Dirjen Pajak Berdalih Perluasan Objek PPh 23 Demi Keadilan
Dirjen Pajak Sigit Priadi Pramudito, diambil sumpah dalam pelantikan Dirjen Pajak, di Kementrian Keuangan, Jakarta, Jumat, 6 Februari 2015. (CNN Indonesi/Adhi Wicaksono) Jakarta, CNN Indonesia -- Direktur Jenderal Pajak, Sigit Priadi Pramudito menegaskan kebijakan pajak penghasilan (PPh) pasal 23 terhadap terhadap sektor usaha jasa bukan kebijakan baru karena sudah diterapkan sejak lama. Namun, ekstensifikasi atau perluasan objek PPH 23 dinilai Sigit perlu dilakukan dengan alasan keadilan.
Pernyataan Sigit tersebut merupakan penjelasan atas terbitnya Peraturan Menteri Keuangan Nomor 141/PMK.03/2015, yang menjadikan 62 sektor jasa utama dan 120 jasa turunannya sebagai objek PPh pasal 23.
Beleid tersebut merupakan revisi atas PMK Nomor 244/PMK.03/2008, yang sebelumnya hanya memuat daftar 27 jenis jasa utama dan 60 jasaa turunannya sebagai objek PPh pasal 23.

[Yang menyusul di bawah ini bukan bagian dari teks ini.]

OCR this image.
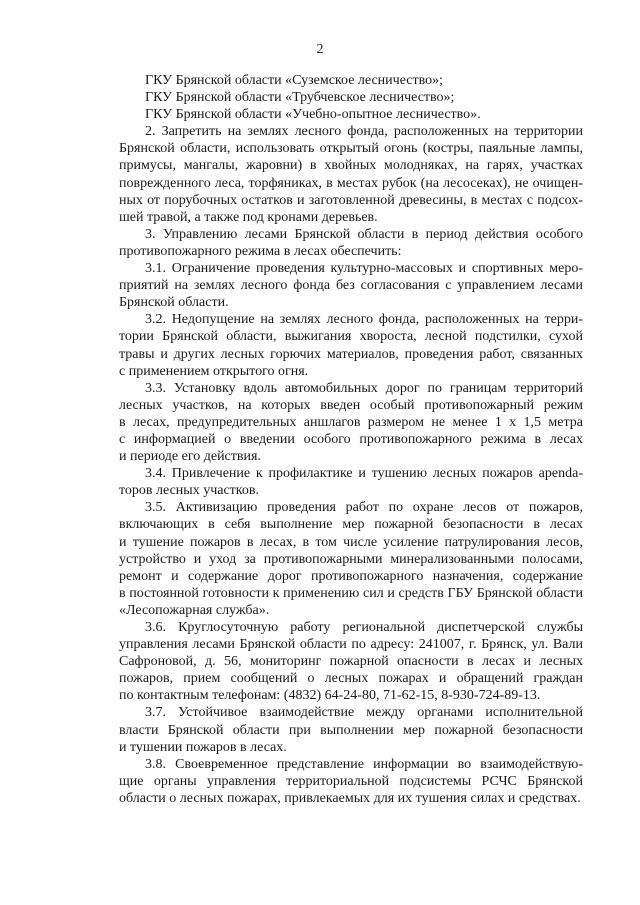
2
ГКУ Брянской области «Суземское лесничество»;
ГКУ Брянской области «Трубчевское лесничество»;
ГКУ Брянской области «Учебно-опытное лесничество».
2. Запретить на землях лесного фонда, расположенных на территории
Брянской области, использовать открытый огонь (костры, паяльные лампы,
примусы, мангалы, жаровни) в хвойных молодняках, на гарях, участках
поврежденного леса, торфяниках, в местах рубок (на лесосеках), не очищен-
ных от порубочных остатков и заготовленной древесины, в местах с подсох-
шей травой, а также под кронами деревьев.
3. Управлению лесами Брянской области в период действия особого
противопожарного режима в лесах обеспечить:
3.1. Ограничение проведения культурно-массовых и спортивных меро-
приятий на землях лесного фонда без согласования с управлением лесами
Брянской области.
3.2. Недопущение на землях лесного фонда, расположенных на терри-
тории Брянской области, выжигания хвороста, лесной подстилки, сухой
травы и других лесных горючих материалов, проведения работ, связанных
с применением открытого огня.
3.3. Установку вдоль автомобильных дорог по границам территорий
лесных участков, на которых введен особый противопожарный режим
в лесах, предупредительных аншлагов размером не менее 1 х 1,5 метра
с информацией о введении особого противопожарного режима в лесах
и периоде его действия.
3.4. Привлечение к профилактике и тушению лесных пожаров арenda-
торов лесных участков.
3.5. Активизацию проведения работ по охране лесов от пожаров,
включающих в себя выполнение мер пожарной безопасности в лесах
и тушение пожаров в лесах, в том числе усиление патрулирования лесов,
устройство и уход за противопожарными минерализованными полосами,
ремонт и содержание дорог противопожарного назначения, содержание
в постоянной готовности к применению сил и средств ГБУ Брянской области
«Лесопожарная служба».
3.6. Круглосуточную работу региональной диспетчерской службы
управления лесами Брянской области по адресу: 241007, г. Брянск, ул. Вали
Сафроновой, д. 56, мониторинг пожарной опасности в лесах и лесных
пожаров, прием сообщений о лесных пожарах и обращений граждан
по контактным телефонам: (4832) 64-24-80, 71-62-15, 8-930-724-89-13.
3.7. Устойчивое взаимодействие между органами исполнительной
власти Брянской области при выполнении мер пожарной безопасности
и тушении пожаров в лесах.
3.8. Своевременное представление информации во взаимодействую-
щие органы управления территориальной подсистемы РСЧС Брянской
области о лесных пожарах, привлекаемых для их тушения силах и средствах.
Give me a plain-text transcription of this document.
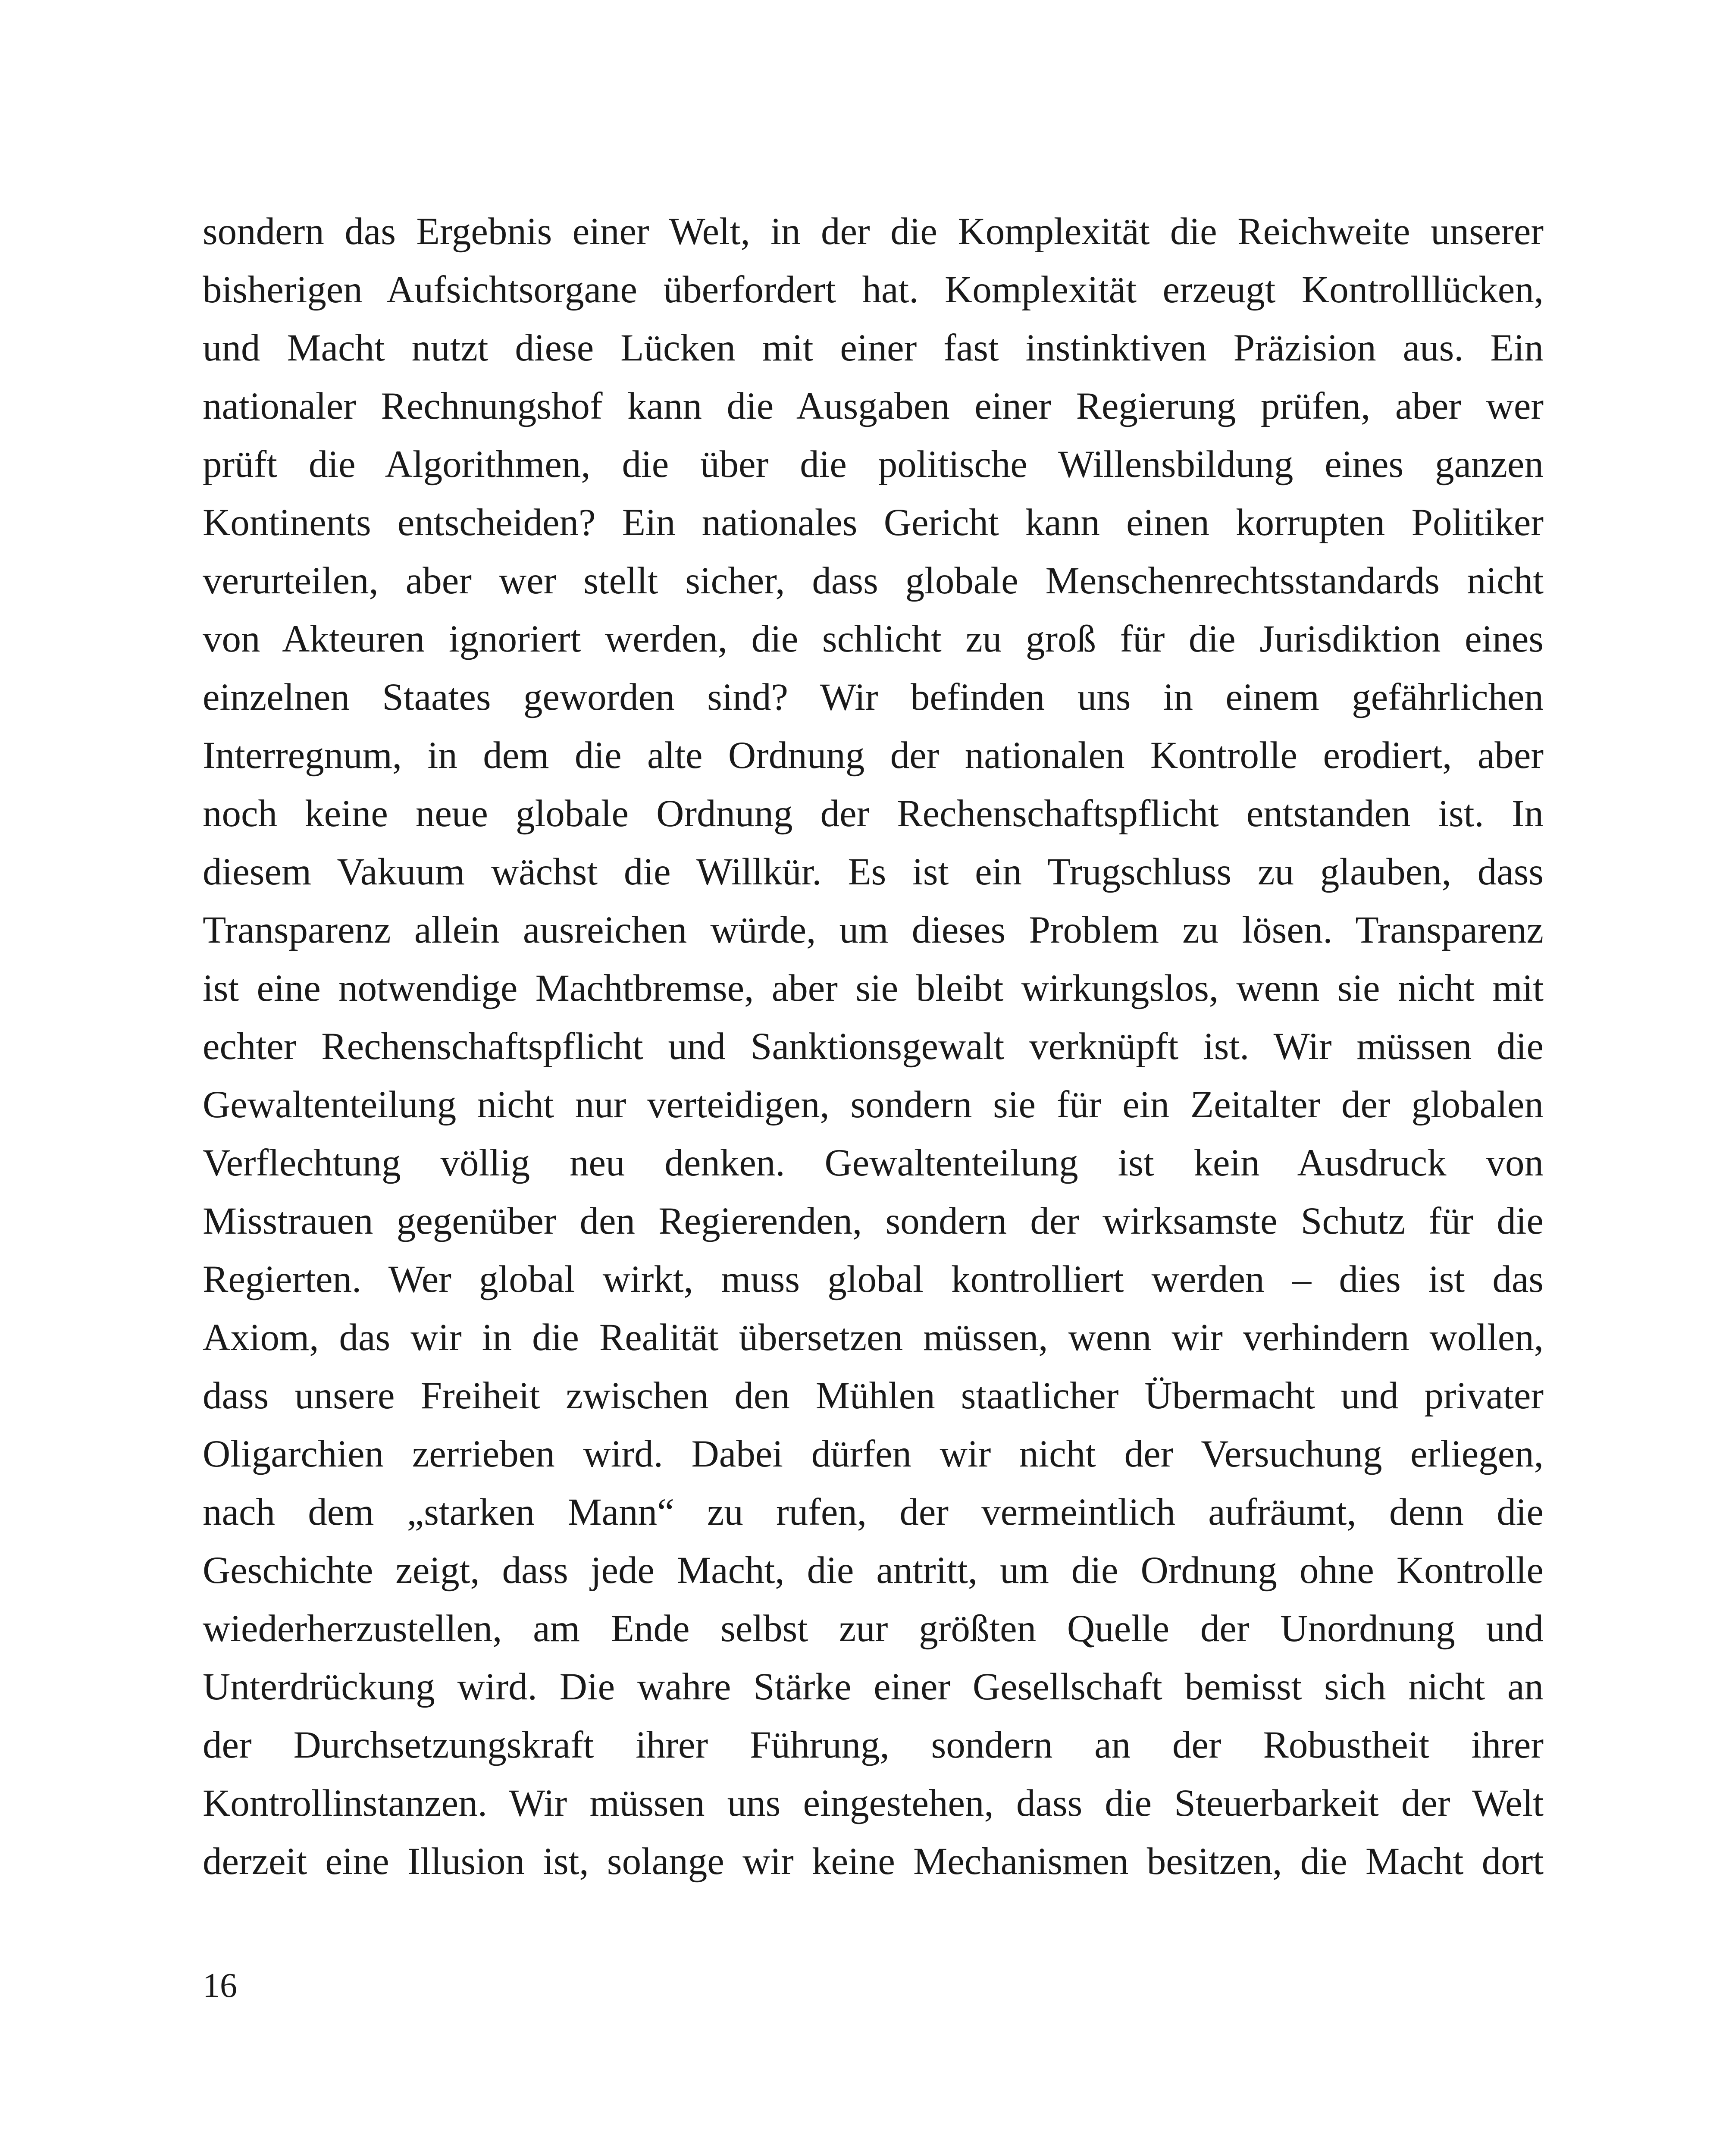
sondern das Ergebnis einer Welt, in der die Komplexität die Reichweite unserer
bisherigen Aufsichtsorgane überfordert hat. Komplexität erzeugt Kontrolllücken,
und Macht nutzt diese Lücken mit einer fast instinktiven Präzision aus. Ein
nationaler Rechnungshof kann die Ausgaben einer Regierung prüfen, aber wer
prüft die Algorithmen, die über die politische Willensbildung eines ganzen
Kontinents entscheiden? Ein nationales Gericht kann einen korrupten Politiker
verurteilen, aber wer stellt sicher, dass globale Menschenrechtsstandards nicht
von Akteuren ignoriert werden, die schlicht zu groß für die Jurisdiktion eines
einzelnen Staates geworden sind? Wir befinden uns in einem gefährlichen
Interregnum, in dem die alte Ordnung der nationalen Kontrolle erodiert, aber
noch keine neue globale Ordnung der Rechenschaftspflicht entstanden ist. In
diesem Vakuum wächst die Willkür. Es ist ein Trugschluss zu glauben, dass
Transparenz allein ausreichen würde, um dieses Problem zu lösen. Transparenz
ist eine notwendige Machtbremse, aber sie bleibt wirkungslos, wenn sie nicht mit
echter Rechenschaftspflicht und Sanktionsgewalt verknüpft ist. Wir müssen die
Gewaltenteilung nicht nur verteidigen, sondern sie für ein Zeitalter der globalen
Verflechtung völlig neu denken. Gewaltenteilung ist kein Ausdruck von
Misstrauen gegenüber den Regierenden, sondern der wirksamste Schutz für die
Regierten. Wer global wirkt, muss global kontrolliert werden – dies ist das
Axiom, das wir in die Realität übersetzen müssen, wenn wir verhindern wollen,
dass unsere Freiheit zwischen den Mühlen staatlicher Übermacht und privater
Oligarchien zerrieben wird. Dabei dürfen wir nicht der Versuchung erliegen,
nach dem „starken Mann“ zu rufen, der vermeintlich aufräumt, denn die
Geschichte zeigt, dass jede Macht, die antritt, um die Ordnung ohne Kontrolle
wiederherzustellen, am Ende selbst zur größten Quelle der Unordnung und
Unterdrückung wird. Die wahre Stärke einer Gesellschaft bemisst sich nicht an
der Durchsetzungskraft ihrer Führung, sondern an der Robustheit ihrer
Kontrollinstanzen. Wir müssen uns eingestehen, dass die Steuerbarkeit der Welt
derzeit eine Illusion ist, solange wir keine Mechanismen besitzen, die Macht dort
16
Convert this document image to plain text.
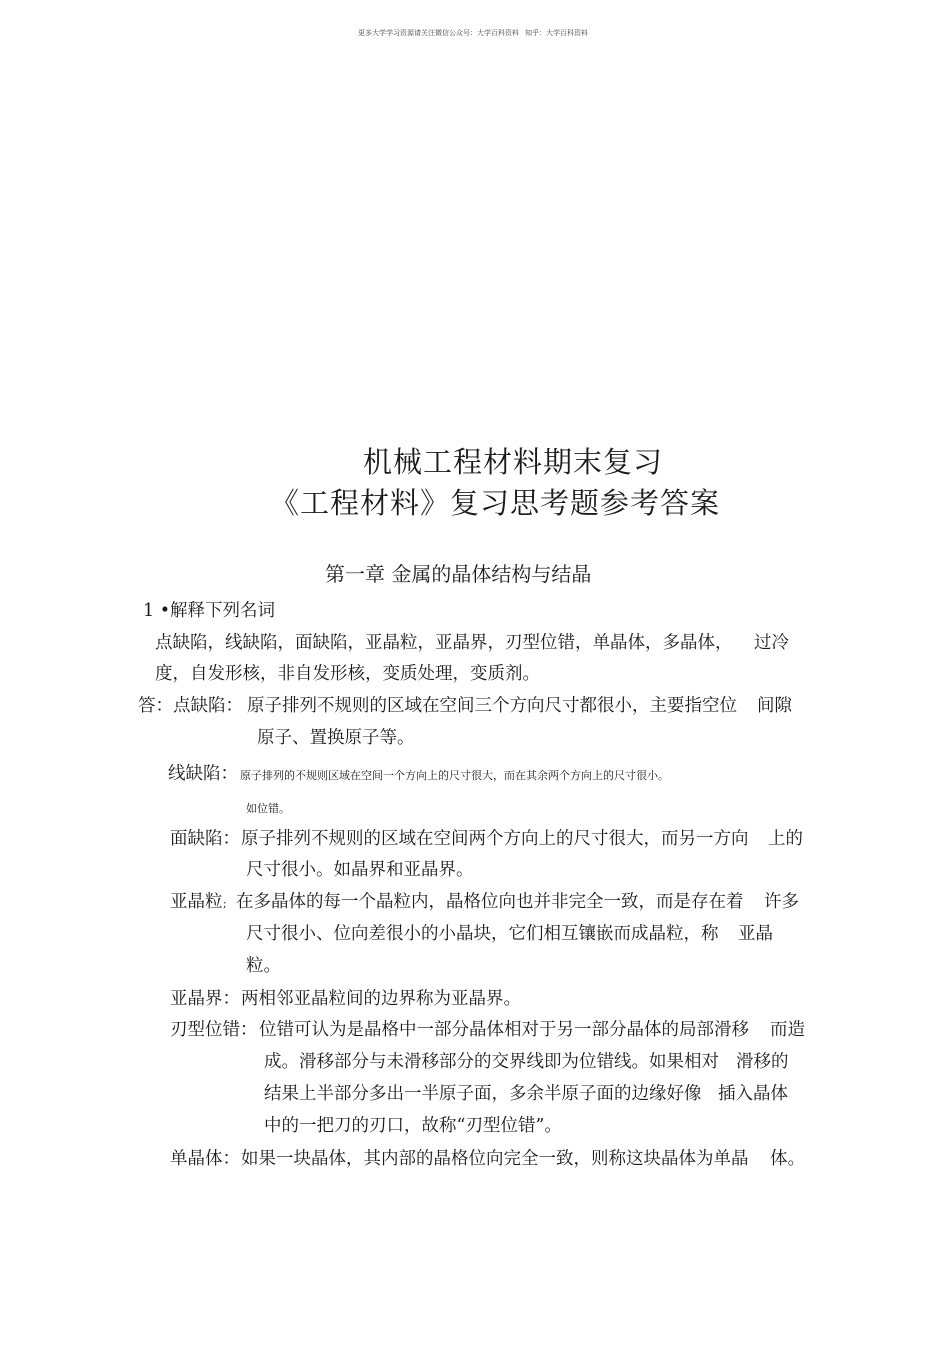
更多大学学习资源请关注微信公众号：大学百科资料 知乎：大学百科资料
机械工程材料期末复习
《工程材料》复习思考题参考答案
第一章 金属的晶体结构与结晶
1 •解释下列名词
点缺陷，线缺陷，面缺陷，亚晶粒，亚晶界，刃型位错，单晶体，多晶体， 过冷
度，自发形核，非自发形核，变质处理，变质剂。
答：点缺陷： 原子排列不规则的区域在空间三个方向尺寸都很小，主要指空位 间隙
原子、置换原子等。
线缺陷： 原子排列的不规则区域在空间一个方向上的尺寸很大，而在其余两个方向上的尺寸很小。
如位错。
面缺陷： 原子排列不规则的区域在空间两个方向上的尺寸很大，而另一方向 上的
尺寸很小。如晶界和亚晶界。
亚晶粒 ; 在多晶体的每一个晶粒内，晶格位向也并非完全一致，而是存在着 许多
尺寸很小、位向差很小的小晶块，它们相互镶嵌而成晶粒，称 亚晶
粒。
亚晶界： 两相邻亚晶粒间的边界称为亚晶界。
刃型位错： 位错可认为是晶格中一部分晶体相对于另一部分晶体的局部滑移 而造
成。滑移部分与未滑移部分的交界线即为位错线。如果相对 滑移的
结果上半部分多出一半原子面，多余半原子面的边缘好像 插入晶体
中的一把刀的刃口，故称“刃型位错”。
单晶体： 如果一块晶体，其内部的晶格位向完全一致，则称这块晶体为单晶 体。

"PPh 23 itu bukan aturan baru. Itu semua objek pajak penghasilan yang memang harus dikenakan demi keadilan," ujar Sigit saat ditemui di Hotel Borobudur, Jakarta, Selasa (11/8).
Menurut Sigit, ekstensifikasi dilakukan seiring dengan makin kompleksnya lini transaksi bisnis di sektor jasa. Semakin banyaknya jenis usaha jasa baru yang lolos dari ketentuan pajak membuat pengenaan PPh 23 menjadi tak merata dan kurang adil.
"Transaksi bisnis itu sangat bervariasi, makelar mulai bertambah. Itu yang kita upayakan untuk dikenakan pajak," jelas Sigit.
Sayangnya, Sigit belum bisa memastikan berapa potensi tambahan penerimaan negara dari perluasan objek PPh 23 tersebut. Menurutnya, Direktorat Jenderal Pajak (DJP) masih menghitung jumlah rupiah yang berpotensi menambah pundi-pundi negara.
"Pasti akan ada kenaikan," katanya singkat.
Kendati dunia usaha tengah lesu akibat pergerakan ekonomi yang melambat, Sigit menilai pengenaan PPh 23 tidak akan banyak membebani pengusaha jasa.
"Tidak masalah karena ini menyangkut keadilan pengenaan pajak," ujar Sigit.
Sebagai informasi, per 31 Juli 2015, penerimaan negara dari setoran PPh 23 sebesar Rp 15,84 triliun atau tumbuh 6,96 persen dibandingkan dengan realisasi periode yang sama tahun lalu Rp 14,84 triliun. Pertumbuhan ini dipicu oleh meningkatnya dividen dan royalti yang dibayarkan perusahaan selama tujuh bulan berjalan di tahun ini.